Only the other day I met an intelligent Sikh from the Panjāb, and asked him about his religion. He replied, ‘I am no idolater; I believe in One God, and I repeat my prayers, called “Jap-jee,” every morning and evening. These prayers occupy six pages of print, but I can get through them in little more than ten minutes.’ He seemed to pride himself on this rapid recitation as a work of increased merit.
I said, ‘What else does your religion require of you?’ He replied, ‘I have made one pilgrimage to a holy well near Amritsar. Eighty-five steps lead down to it. I descended and bathed in the sacred pool. Then I ascended one step and repeated my Jap-jee with great rapidity. Then I descended again to the pool and bathed again, and ascended to the second step and repeated my prayers a second time.
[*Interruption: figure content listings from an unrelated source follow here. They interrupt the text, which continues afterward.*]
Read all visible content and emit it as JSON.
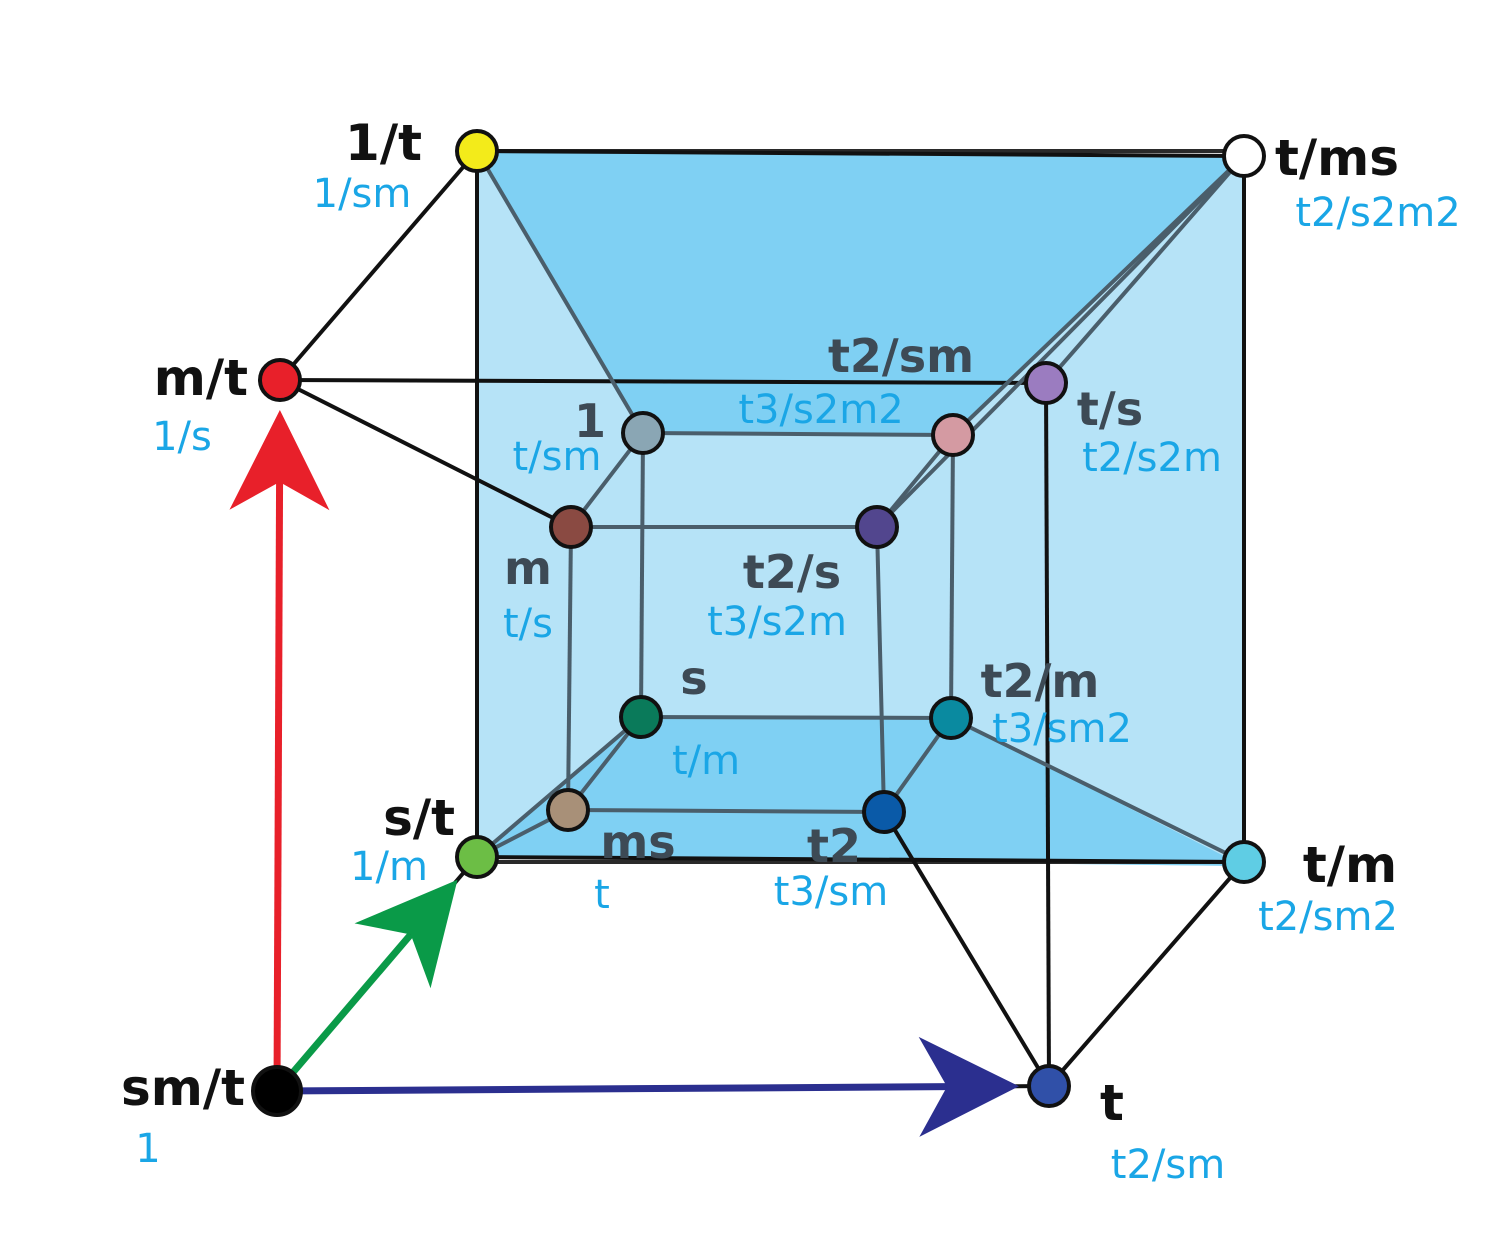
{
  "diagram": {
    "colors": {
      "cube_fill": "#7fd0f3",
      "cube_fill_light": "#b6e3f7",
      "edge_outer": "#111111",
      "edge_inner": "#4a5e6b",
      "sub_label": "#1aa6e6",
      "arrow_red": "#e8202a",
      "arrow_green": "#0a9a48",
      "arrow_blue": "#2b2f8f"
    },
    "nodes": [
      {
        "id": "origin",
        "main": "sm/t",
        "sub": "1",
        "color": "#000000"
      },
      {
        "id": "s_t",
        "main": "s/t",
        "sub": "1/m",
        "color": "#6cbe45"
      },
      {
        "id": "m_t",
        "main": "m/t",
        "sub": "1/s",
        "color": "#e8202a"
      },
      {
        "id": "one_t",
        "main": "1/t",
        "sub": "1/sm",
        "color": "#f3eb1a"
      },
      {
        "id": "t_ms",
        "main": "t/ms",
        "sub": "t2/s2m2",
        "color": "#ffffff"
      },
      {
        "id": "t_m",
        "main": "t/m",
        "sub": "t2/sm2",
        "color": "#5fcde4"
      },
      {
        "id": "t",
        "main": "t",
        "sub": "t2/sm",
        "color": "#3050a8"
      },
      {
        "id": "t_s",
        "main": "t/s",
        "sub": "t2/s2m",
        "color": "#9b7cc0"
      },
      {
        "id": "ms",
        "main": "ms",
        "sub": "t",
        "color": "#a89078"
      },
      {
        "id": "m",
        "main": "m",
        "sub": "t/s",
        "color": "#8a4a42"
      },
      {
        "id": "one",
        "main": "1",
        "sub": "t/sm",
        "color": "#8aa6b4"
      },
      {
        "id": "s",
        "main": "s",
        "sub": "t/m",
        "color": "#0a7a5a"
      },
      {
        "id": "t2",
        "main": "t2",
        "sub": "t3/sm",
        "color": "#0a5aa8"
      },
      {
        "id": "t2_s",
        "main": "t2/s",
        "sub": "t3/s2m",
        "color": "#52468e"
      },
      {
        "id": "t2_sm",
        "main": "t2/sm",
        "sub": "t3/s2m2",
        "color": "#d49aa2"
      },
      {
        "id": "t2_m",
        "main": "t2/m",
        "sub": "t3/sm2",
        "color": "#0a8aa0"
      }
    ],
    "edges_outer": [
      [
        "origin",
        "s_t"
      ],
      [
        "origin",
        "t"
      ],
      [
        "s_t",
        "one_t"
      ],
      [
        "one_t",
        "m_t"
      ],
      [
        "s_t",
        "t_m"
      ],
      [
        "t",
        "t_m"
      ],
      [
        "t",
        "t_s"
      ],
      [
        "t",
        "t2"
      ],
      [
        "m_t",
        "t_s"
      ],
      [
        "m_t",
        "m"
      ],
      [
        "t_m",
        "t_ms"
      ],
      [
        "one_t",
        "t_ms"
      ]
    ],
    "edges_inner": [
      [
        "ms",
        "m"
      ],
      [
        "m",
        "one"
      ],
      [
        "one",
        "t2_sm"
      ],
      [
        "t2_sm",
        "t2_s"
      ],
      [
        "t2_s",
        "m"
      ],
      [
        "one",
        "s"
      ],
      [
        "s",
        "t2_m"
      ],
      [
        "t2_m",
        "t2_sm"
      ],
      [
        "ms",
        "t2"
      ],
      [
        "t2",
        "t2_m"
      ],
      [
        "t2",
        "t2_s"
      ],
      [
        "ms",
        "s"
      ],
      [
        "s_t",
        "ms"
      ],
      [
        "s_t",
        "s"
      ],
      [
        "one_t",
        "one"
      ],
      [
        "t_ms",
        "t2_sm"
      ],
      [
        "t_ms",
        "t2_s"
      ],
      [
        "t_m",
        "t2_m"
      ],
      [
        "t_s",
        "t_ms"
      ]
    ],
    "arrows": [
      {
        "from": "origin",
        "to": "m_t",
        "color": "#e8202a"
      },
      {
        "from": "origin",
        "to": "s_t",
        "color": "#0a9a48"
      },
      {
        "from": "origin",
        "to": "t",
        "color": "#2b2f8f"
      }
    ]
  }
}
Then I descended a third time, and ascended to the third step and repeated my Jap-jee a third time, and so on for the whole eighty-five steps, eighty-five bathings and eighty-five repetitions of the same prayers. It took me exactly fourteen hours, from 5 p.m. one evening to 7 a.m. next morning, and I fasted all the time.’
I asked, ‘What good did you expect to get by going through this task?’ He replied, ‘I hope I have laid up an abundant store of merit, which will last me for a long time.’